DO YOU FIND IT EASIER TO UNDERSTAND discussions of internet technology when German techno music is playing? Do complex metaphors make you uncomfortable? Has your memory of 2010 already started to go a little fuzzy? Final question: Are you interested in a historical montage about the printing press?

The Fifth Estate describes the history of WikiLeaks, from the moment Daniel Schmitt teamed up with Julian Assange to the moment three of the world's most influential newspapers jointly released the WikiLeaks war logs.

Though Assange is brilliantly played by Benedict Cumberbatch, the film offers no insights into Assange's character or motivations. Instead, it's told almost entirely from the point of view of chipmunky, uncharismatic Daniel (Daniel Brühl), né Daniel Domscheit-Berg, WikiLeaks' former spokesperson, on whose memoir the film is in part based.

The Fifth Estate does a decent job evoking a sense of urgency around the world events WikiLeaks revealed (in case you literally don't remember three years ago) and there are some great, fun West Wing-esque scenes of American politicos responding to Assange's leaks.
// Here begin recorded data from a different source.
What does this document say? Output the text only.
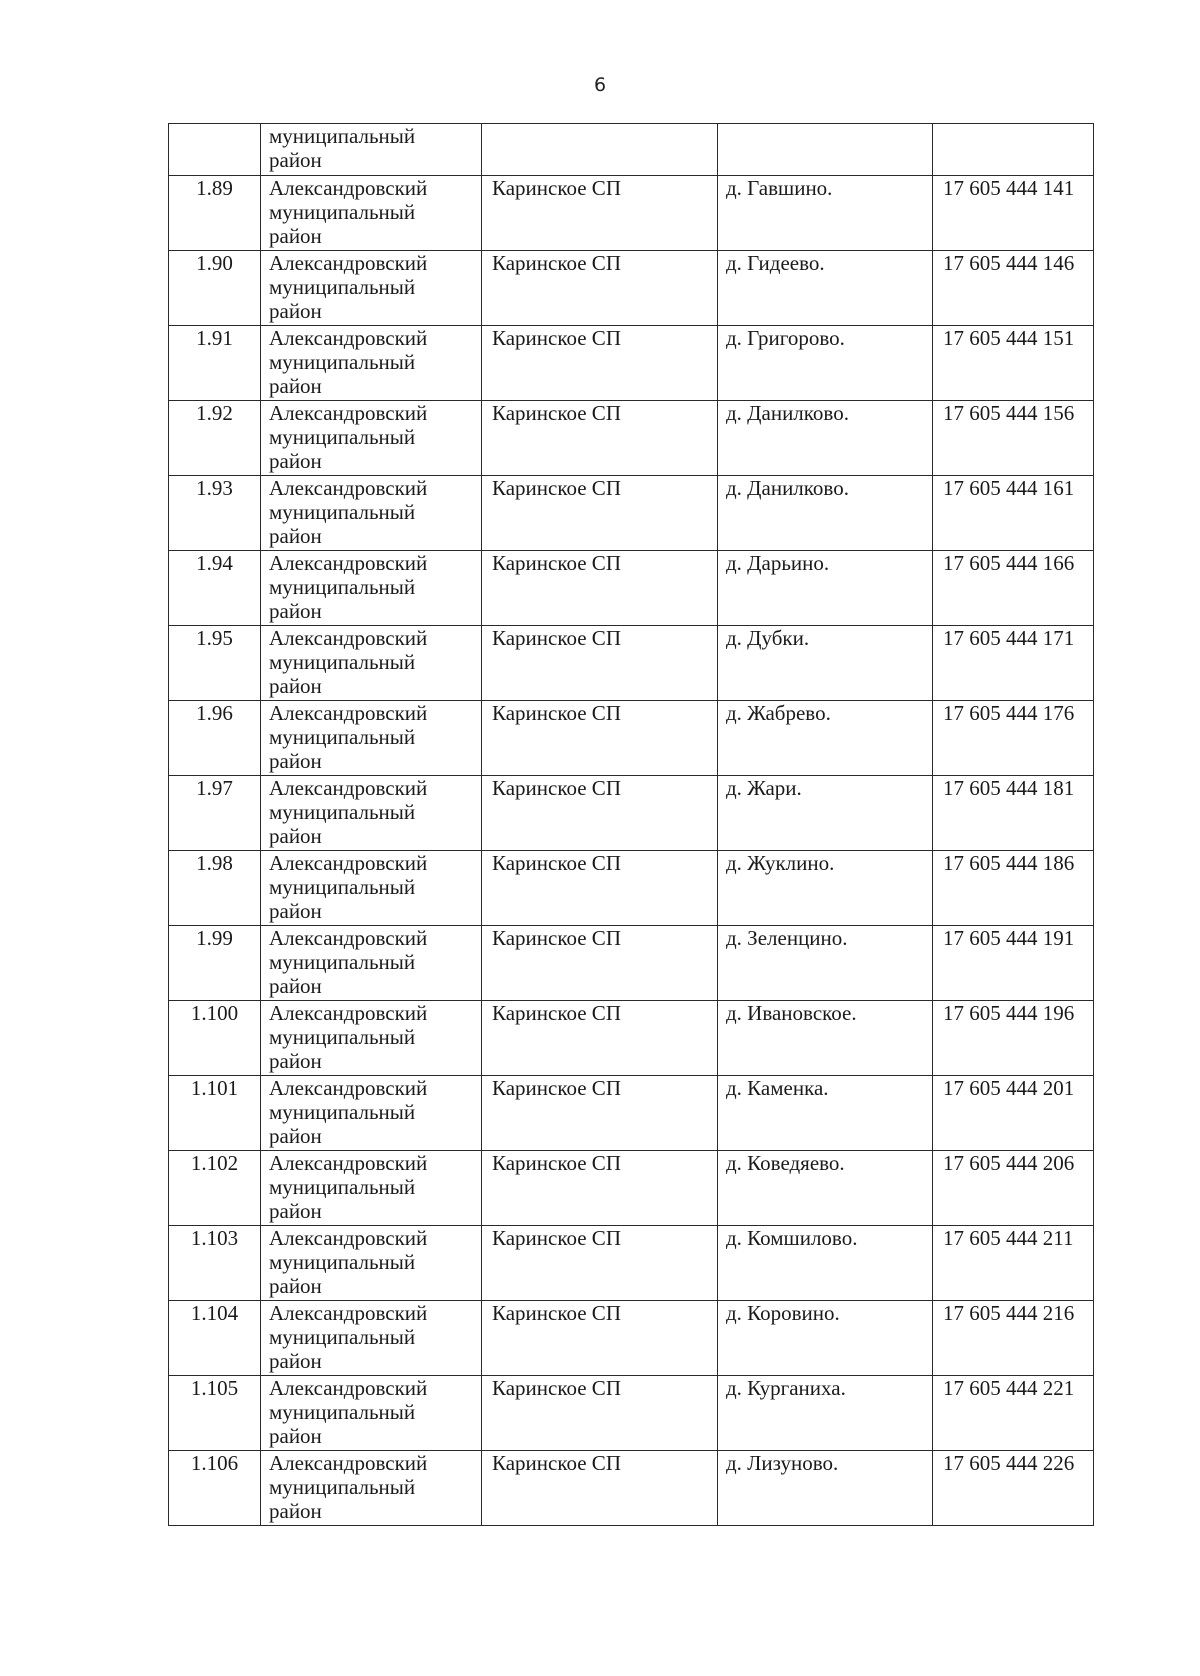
6

	муниципальный
район			

1.89	Александровский
муниципальный
район	Каринское СП	д. Гавшино.	17 605 444 141
1.90	Александровский
муниципальный
район	Каринское СП	д. Гидеево.	17 605 444 146
1.91	Александровский
муниципальный
район	Каринское СП	д. Григорово.	17 605 444 151
1.92	Александровский
муниципальный
район	Каринское СП	д. Данилково.	17 605 444 156
1.93	Александровский
муниципальный
район	Каринское СП	д. Данилково.	17 605 444 161
1.94	Александровский
муниципальный
район	Каринское СП	д. Дарьино.	17 605 444 166
1.95	Александровский
муниципальный
район	Каринское СП	д. Дубки.	17 605 444 171
1.96	Александровский
муниципальный
район	Каринское СП	д. Жабрево.	17 605 444 176
1.97	Александровский
муниципальный
район	Каринское СП	д. Жари.	17 605 444 181
1.98	Александровский
муниципальный
район	Каринское СП	д. Жуклино.	17 605 444 186
1.99	Александровский
муниципальный
район	Каринское СП	д. Зеленцино.	17 605 444 191
1.100	Александровский
муниципальный
район	Каринское СП	д. Ивановское.	17 605 444 196
1.101	Александровский
муниципальный
район	Каринское СП	д. Каменка.	17 605 444 201
1.102	Александровский
муниципальный
район	Каринское СП	д. Коведяево.	17 605 444 206
1.103	Александровский
муниципальный
район	Каринское СП	д. Комшилово.	17 605 444 211
1.104	Александровский
муниципальный
район	Каринское СП	д. Коровино.	17 605 444 216
1.105	Александровский
муниципальный
район	Каринское СП	д. Курганиха.	17 605 444 221
1.106	Александровский
муниципальный
район	Каринское СП	д. Лизуново.	17 605 444 226
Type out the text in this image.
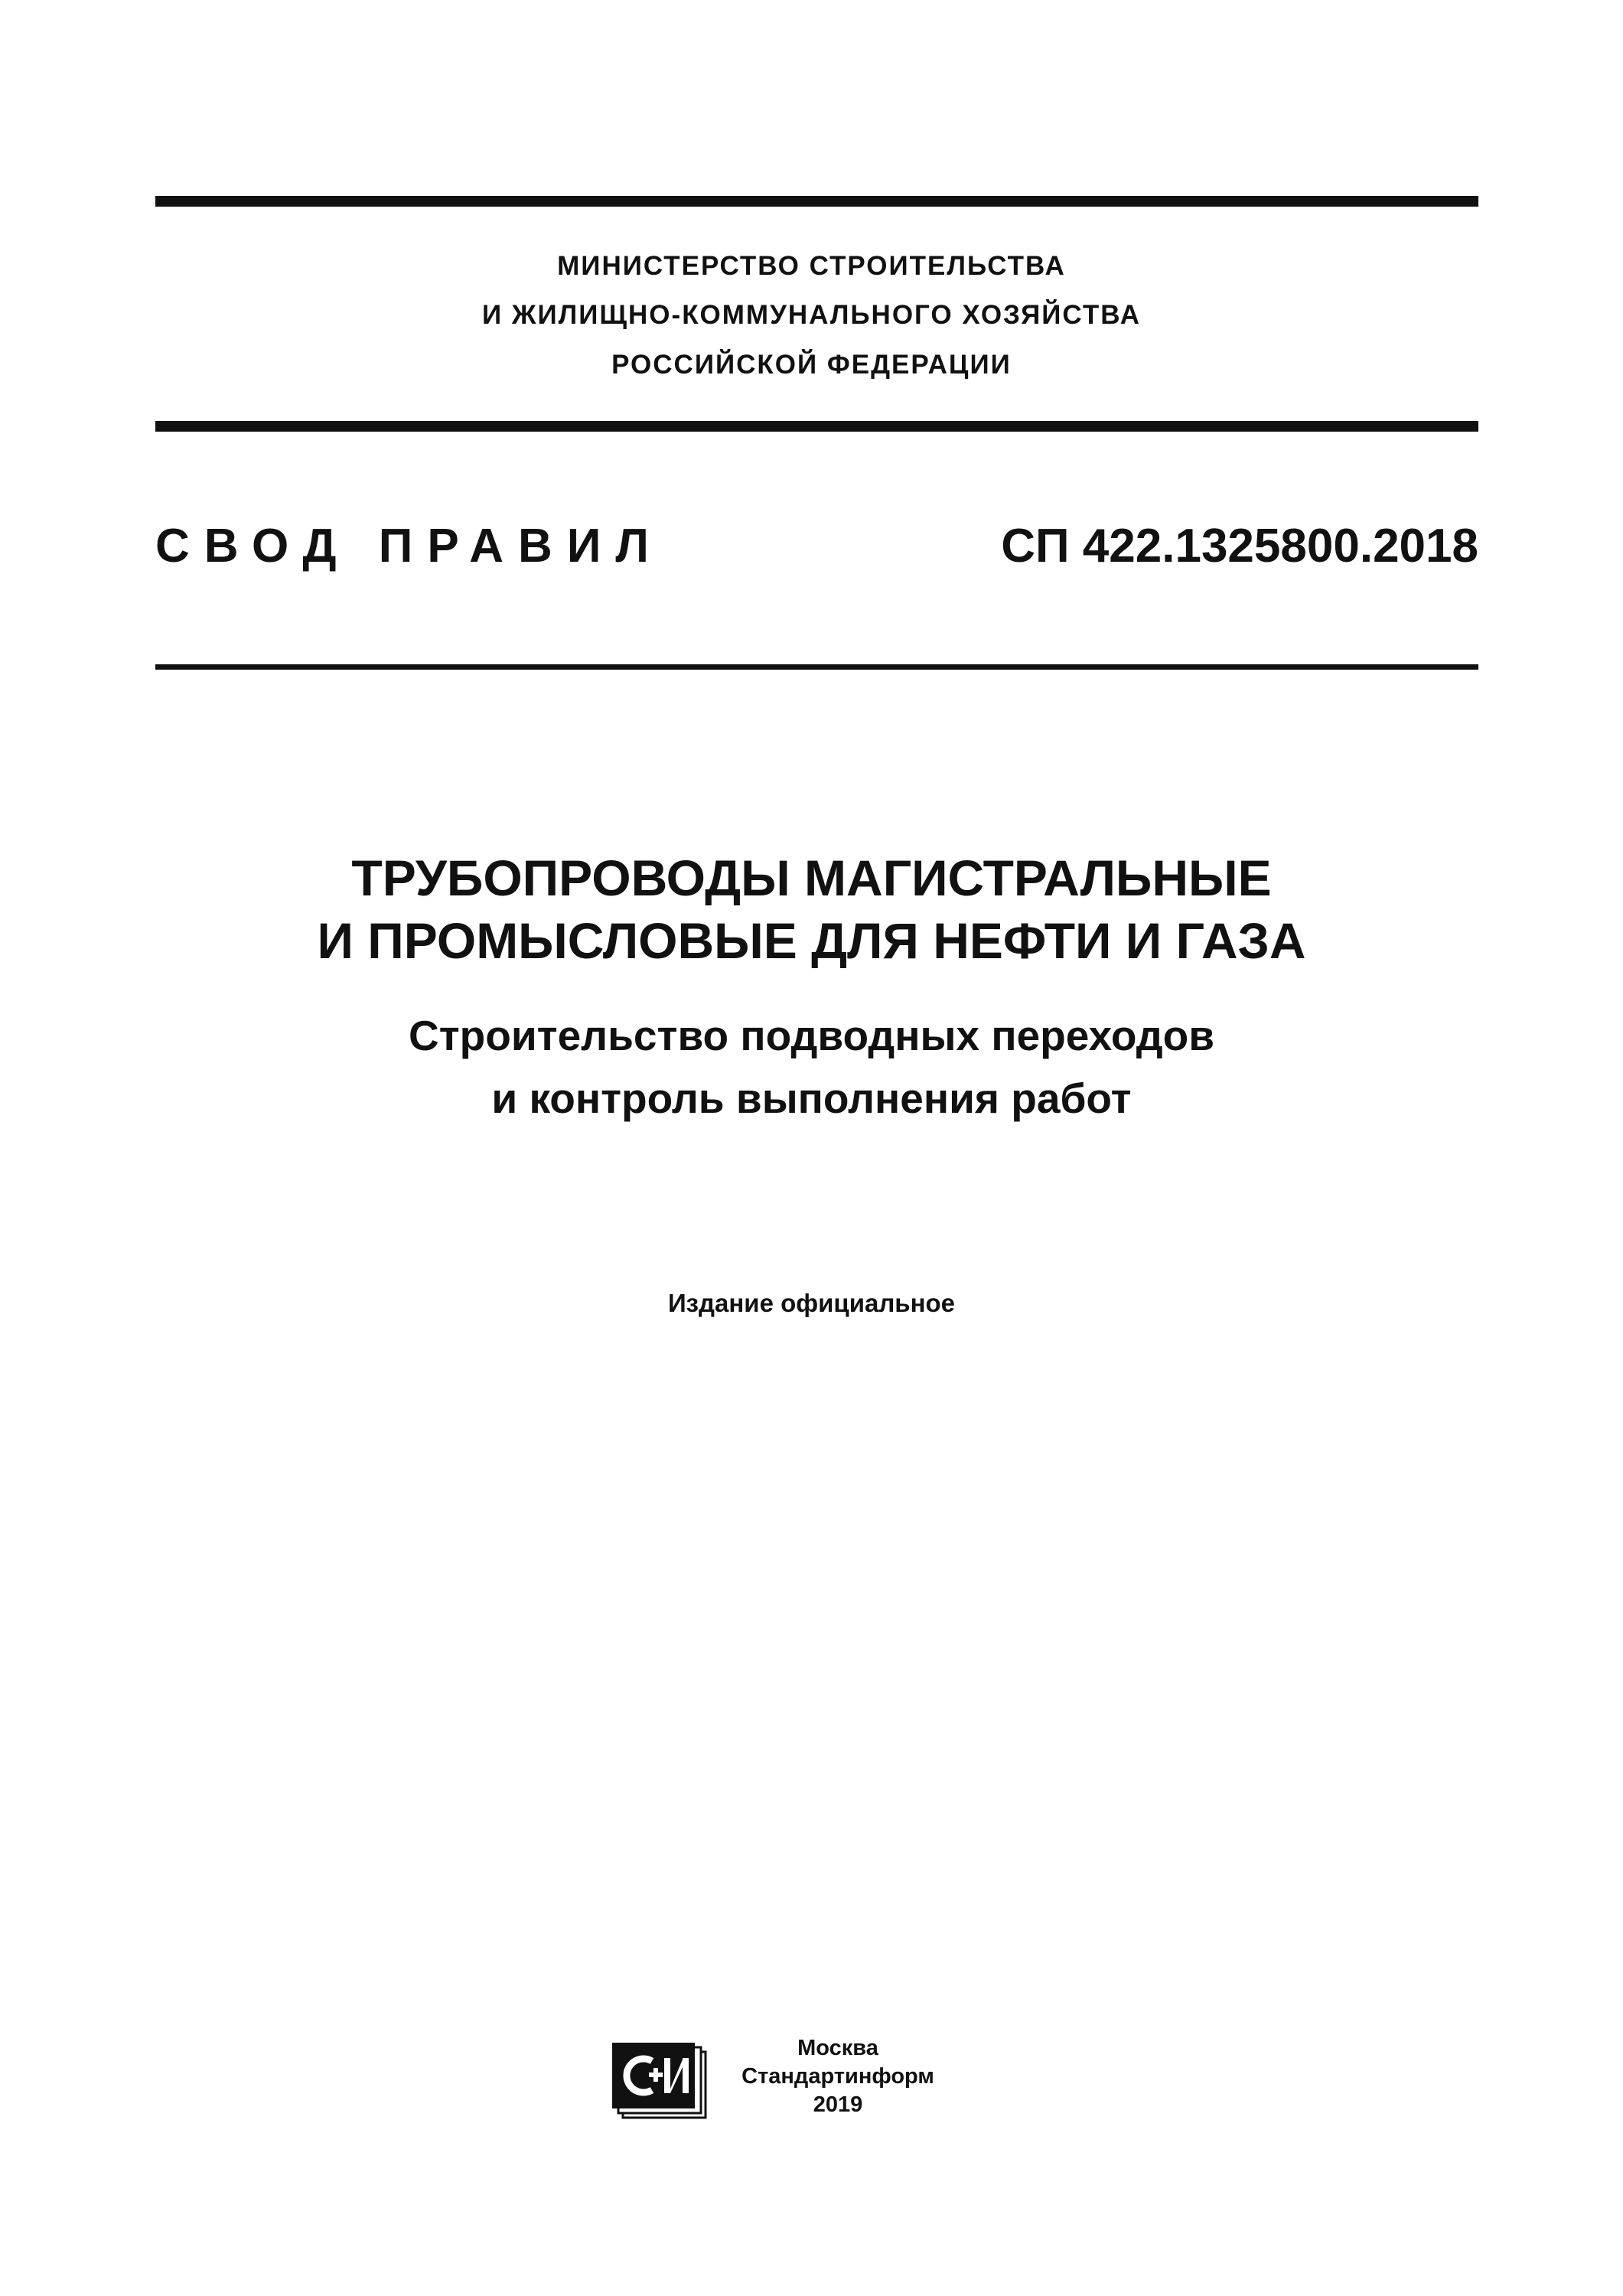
МИНИСТЕРСТВО СТРОИТЕЛЬСТВА
И ЖИЛИЩНО-КОММУНАЛЬНОГО ХОЗЯЙСТВА
РОССИЙСКОЙ ФЕДЕРАЦИИ
СВОД ПРАВИЛ	СП 422.1325800.2018
ТРУБОПРОВОДЫ МАГИСТРАЛЬНЫЕ
И ПРОМЫСЛОВЫЕ ДЛЯ НЕФТИ И ГАЗА
Строительство подводных переходов
и контроль выполнения работ
Издание официальное
Москва
Стандартинформ
2019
But the film tells us nothing about Assange that we haven't been told a thousand times already, and there's something distancing and strange about consigning him to the waxworks of historical fiction already. Moreover, The Fifth Estate elevates Daniel's role as the organization's moral compass, while glossing over any substantive discussion of whether or not it was, in fact, moral to release unredacted versions of the WikiLeaks cables.

The Fifth Estate is a profoundly silly movie about a profoundly serious topic. It's too concerned about facts to be fun, too one-sided and dogmatic to be informative, and too just plain hacky to get away with any of it. I hope smarter people are at work on a better film—and I hope they convince Cumberbatch to reprise his role as Assange, because it's the only thing worth plundering from The Fifth Estate's scrap heap.